A Great Beam of Light for Advanced and for Science!

Diamond Synchrotron

Seven Advanced Mx fire panels have been installed into a groundbreaking scientific facility that promises to answer fundamental questions about everything from the building blocks of life to the origin of our planet.

Diamond is a circular-shaped machine called a synchrotron that uses arrays of magnets, called insertion devices, to generate bright beams of synchrotron light. Around the machine there are a number of research laboratories called beamlines, where scientists independently use the light generated by the machine for a wide variety of experiments.
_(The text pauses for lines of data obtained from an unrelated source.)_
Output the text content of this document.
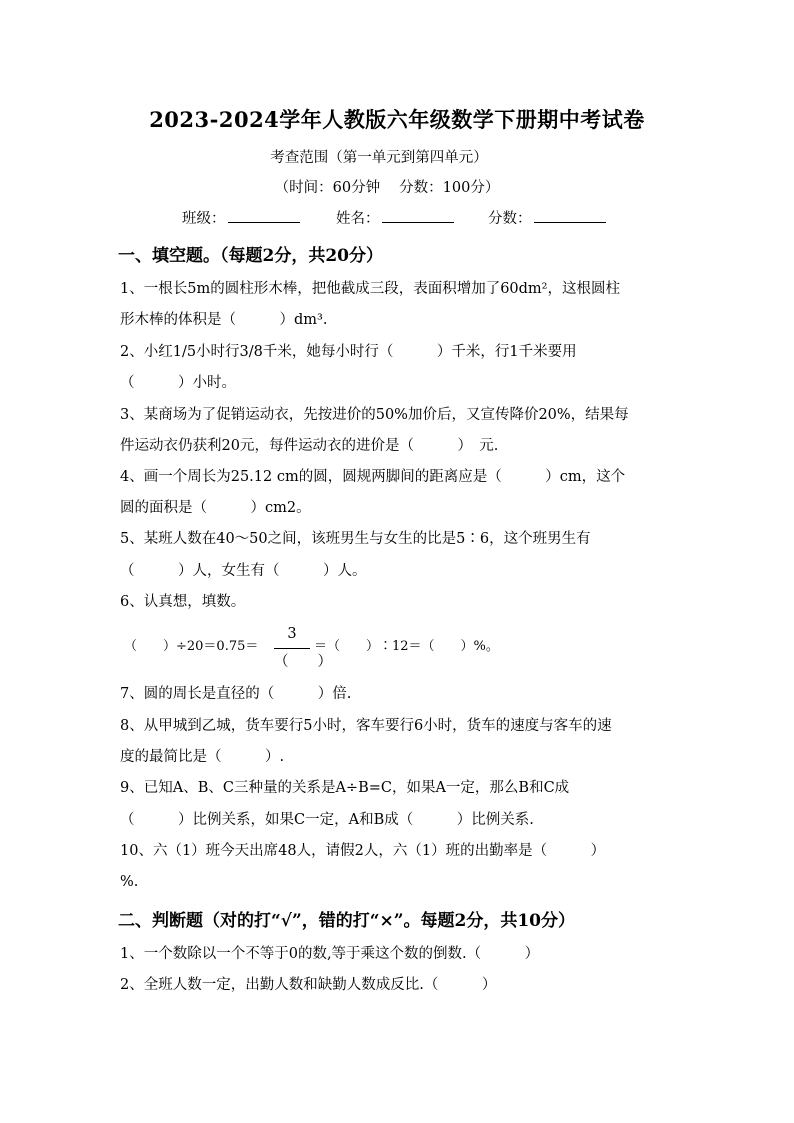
2023-2024学年人教版六年级数学下册期中考试卷
考查范围（第一单元到第四单元）
（时间：60分钟　 分数：100分）
班级：	姓名：	分数：
一、填空题。（每题2分，共20分）
1、一根长5m的圆柱形木棒，把他截成三段，表面积增加了60dm²，这根圆柱
形木棒的体积是（　　　）dm³.
2、小红1/5小时行3/8千米，她每小时行（　　　）千米，行1千米要用
（　　　）小时。
3、某商场为了促销运动衣，先按进价的50%加价后，又宣传降价20%，结果每
件运动衣仍获利20元，每件运动衣的进价是（　　　）　元.
4、画一个周长为25.12 cm的圆，圆规两脚间的距离应是（　　　）cm，这个
圆的面积是（　　　）cm2。
5、某班人数在40～50之间，该班男生与女生的比是5∶6，这个班男生有
（　　　）人，女生有（　　　）人。
6、认真想，填数。
（　　）÷20＝0.75＝
3
（　　）
＝（　　）∶12＝（　　）%。
7、圆的周长是直径的（　　　）倍.
8、从甲城到乙城，货车要行5小时，客车要行6小时，货车的速度与客车的速
度的最简比是（　　　）.
9、已知A、B、C三种量的关系是A÷B=C，如果A一定，那么B和C成
（　　　）比例关系，如果C一定，A和B成（　　　）比例关系.
10、六（1）班今天出席48人，请假2人，六（1）班的出勤率是（　　　）
%.
二、判断题（对的打“√”，错的打“×”。每题2分，共10分）
1、一个数除以一个不等于0的数,等于乘这个数的倒数.（　　　）
2、全班人数一定，出勤人数和缺勤人数成反比.（　　　）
Synchrotron light is an indispensable tool in many research areas including chemistry, physics, materials science and crystallography. It is also increasingly being exploited by new communities such as medicine, structural genomics and archaeology.

The state of the art site will be the best medium-energy x-ray source in the world and 10,000 times brighter than the UK’s current facility based in Daresbury Laboratory in Cheshire. The Diamond site will house seven rack mounted Mx fire panels on an Ad-NeT network, with up to 14,000 detection points safeguarding the site. A site this size makes full use of the Mx panels peer to peer interface with full cross panel reporting and cause and effect functionality. As well as the powerful ‘Trace’ diagnostics feature which enables highly accurate device monitoring of all loop, sounder and auxiliary outputs.

In the event of a fire the site could potentially be extremely dangerous which is a great testament to the Advanced panel being chosen.Before construction began, engineers carried out detailed analysis of the site, which highlighted the variation in soil properties across the site and the seasonal variation in the water table. To ensure stability, Diamond sits on a sophisticated piling platform, comprising 1,500 concrete piles anchored into the stable layer of hard chalk up to 15 metres below the site’s surface. There is a void between the ground and the slabs for the experimental hall and storage ring, to allow for any movement in the top layers of clay, gravel and broken-down chalk.

A further 22 beamlines could be accommodated by installing more than one beamline per insertion device and positioning beamlines on bending magnets. To keep the beam correctly positioned during the experiment, the beamline optics must be extremely stable, both mechanically and thermally. This is quite an engineering challenge, as the intense synchrotron radiation imparts enormous heat loads onto the optics, potentially causing thermal distortion. Engineers have studied assembly practices and materials used at various synchrotron facilities around the world to ensure the best systems are in place at Diamond and beamline stability is ensured.

Ray Hope Managing Director of Advanced Electronics said, “We view this project as one of the most prestigious and technically challenging of 2004/05. The site provides the perfect showcase for the technical capabilities of our panels, paired with Apollo’s Discovery line of detectors. The site at Diamond will become a world renowned hub of scientific breakthrough, and here at Advanced we are proud to be safeguarding such an illustrious building.”